# Speed Goat Down



## High Desert Elk (Aug 21, 2012)

Shot this dude this morning, my brother had the tag. Hunted for about 30 minutes when we got on this guy, 269 yd shot from his 270 WSM.


----------



## BGD (Mar 23, 2018)

Nice goat! Way to go. Nice to see some harvest pics hit the forum. Thanks for sharing.


----------



## Buckfinder (May 23, 2009)

Wow nice one! What state?


----------



## Wasatch Wings (Sep 29, 2015)

Congratulations! Way to get it done! I’ve heard that they can be the best meat around if taken care of extremely quickly.


----------



## CPAjeff (Dec 20, 2014)

Awesome - thanks for sharing!


----------



## goofy elk (Dec 16, 2007)

Awesome!
I had a really good one at 70 yards this morning. Didn't take the shot.
But I'm archery hunting


----------



## elkunited (Aug 16, 2019)

Man that made hunting season real. Thanks for sharing!


----------



## DallanC (Jan 13, 2009)

Wasatch Wings said:


> Congratulations! Way to get it done! I've heard that they can be the best meat around if taken care of extremely quickly.

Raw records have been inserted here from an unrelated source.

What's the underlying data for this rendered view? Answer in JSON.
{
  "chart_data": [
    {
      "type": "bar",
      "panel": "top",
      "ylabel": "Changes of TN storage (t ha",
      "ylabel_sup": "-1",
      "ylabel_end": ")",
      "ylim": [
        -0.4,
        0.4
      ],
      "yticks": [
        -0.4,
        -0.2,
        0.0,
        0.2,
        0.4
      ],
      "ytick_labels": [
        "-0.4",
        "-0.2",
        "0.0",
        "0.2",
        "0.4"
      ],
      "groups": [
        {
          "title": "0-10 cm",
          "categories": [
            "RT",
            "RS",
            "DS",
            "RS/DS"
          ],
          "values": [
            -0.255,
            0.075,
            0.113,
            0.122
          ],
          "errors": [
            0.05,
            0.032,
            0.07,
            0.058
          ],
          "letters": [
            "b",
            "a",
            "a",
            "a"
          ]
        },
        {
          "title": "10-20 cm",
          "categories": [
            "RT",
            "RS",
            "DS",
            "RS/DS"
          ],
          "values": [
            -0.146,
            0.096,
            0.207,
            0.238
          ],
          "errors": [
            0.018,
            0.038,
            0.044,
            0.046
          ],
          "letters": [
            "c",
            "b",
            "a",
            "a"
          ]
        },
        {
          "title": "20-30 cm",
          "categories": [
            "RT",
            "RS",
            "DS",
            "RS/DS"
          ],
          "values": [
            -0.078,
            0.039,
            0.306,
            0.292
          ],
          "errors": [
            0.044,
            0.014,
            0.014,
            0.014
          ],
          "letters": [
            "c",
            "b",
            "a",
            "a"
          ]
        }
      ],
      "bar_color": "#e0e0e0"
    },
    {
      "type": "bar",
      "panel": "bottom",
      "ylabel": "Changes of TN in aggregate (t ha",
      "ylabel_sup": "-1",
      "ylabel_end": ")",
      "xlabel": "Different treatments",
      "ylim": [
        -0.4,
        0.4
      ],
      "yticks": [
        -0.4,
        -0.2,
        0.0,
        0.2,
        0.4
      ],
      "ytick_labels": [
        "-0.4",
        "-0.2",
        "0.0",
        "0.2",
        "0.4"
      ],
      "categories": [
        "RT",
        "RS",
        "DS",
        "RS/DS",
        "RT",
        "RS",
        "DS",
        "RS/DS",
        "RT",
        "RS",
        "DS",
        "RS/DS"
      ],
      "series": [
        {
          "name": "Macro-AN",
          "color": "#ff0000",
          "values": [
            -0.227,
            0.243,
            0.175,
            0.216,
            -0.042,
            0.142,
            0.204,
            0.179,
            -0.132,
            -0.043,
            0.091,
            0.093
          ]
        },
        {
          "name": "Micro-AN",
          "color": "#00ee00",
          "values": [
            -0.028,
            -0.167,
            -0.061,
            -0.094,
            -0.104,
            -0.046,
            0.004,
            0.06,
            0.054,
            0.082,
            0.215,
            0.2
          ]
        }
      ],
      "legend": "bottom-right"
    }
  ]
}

Yes, and it helps to not have run them for 8 hours before shooting . Shoot one first thing in the AM and get it on ice asap and you will have some great table fare.

-DallanC


----------



## johnnycake (Jul 19, 2011)

That is a great goat! One of the rare ones I bet that get to have three mass measurements below the prongs!


----------



## stillhunterman (Feb 15, 2009)

Gotta love it! One of these years... Thanks for posting up.


----------



## High Desert Elk (Aug 21, 2012)

Buckfinder said:


> Wow nice one! What state?


New Mexico.


----------



## AF CYN (Mar 19, 2009)

Lots of character on that buck! Nice job!


----------



## High Desert Elk (Aug 21, 2012)

goofy elk said:


> Awesome!
> I had a really good one at 70 yards this morning. Didn't take the shot.
> But I'm archery hunting


Yeah, we cheated with the boomstick. We saw this guy last weekend while scouting and he wasn't a 1/4 mile away from there.


----------



## High Desert Elk (Aug 21, 2012)

DallanC said:


> Yes, and it helps to not have run them for 8 hours before shooting . Shoot one first thing in the AM and get it on ice asap and you will have some great table fare.
> 
> -DallanC


Yep, "lobster of the prarie".


----------



## DallanC (Jan 13, 2009)

High Desert Elk said:


> Yep, "lobster of the prarie".


Oh yea, especially after Packout showed his method to dry age the loin. Amazing.

-DallanC


----------



## longbow (Mar 31, 2009)

Nice work HDE! I'm jealous. I sure love antelope meat.


----------



## High Desert Elk (Aug 21, 2012)

DallanC said:


> Oh yea, especially after Packout showed his method to dry age the loin. Amazing.
> 
> -DallanC


Going to try that if I pop a couple of antelope does in Oct for sure.


----------



## Slap That Quack (Mar 2, 2017)

Sweet goat!


----------



## High Desert Elk (Aug 21, 2012)

Dadgummit!! Alright, who put the fresh sliced antelope heart in the cast iron skillet!?!?


----------



## CPAjeff (Dec 20, 2014)

DallanC said:


> Oh yea, especially after Packout showed his method to dry age the loin. Amazing.
> 
> -DallanC


By chance, do you have a link to the thread where he revealed this secret? I've tried using the search engine but have came up empty.


----------



## Wasatch Wings (Sep 29, 2015)

Looks absolutely delicious!


----------



## matt (Sep 18, 2017)

Great goat!!


----------



## Roboz (May 30, 2018)

Awesome! love that mass!


----------



## MadHunter (Nov 17, 2009)

Very cool lope. Congrats to you guys.


----------



## Hoopermat (Dec 17, 2010)

Nice goat. Congrats


----------



## pollo70 (Aug 15, 2016)

Congrats...Nice Goat !


----------



## High Desert Elk (Aug 21, 2012)

Thanks all. Antelope are fast approaching a favorite of mine to hunt.


----------



## colorcountrygunner (Oct 6, 2009)

That .270 WSM sure is a sweet little cartridge, isn't it? What type of ammo did he shoot it with?


----------



## High Desert Elk (Aug 21, 2012)

colorcountrygunner said:


> That .270 WSM sure is a sweet little cartridge, isn't it? What type of ammo did he shoot it with?


140 gr Accubond.


----------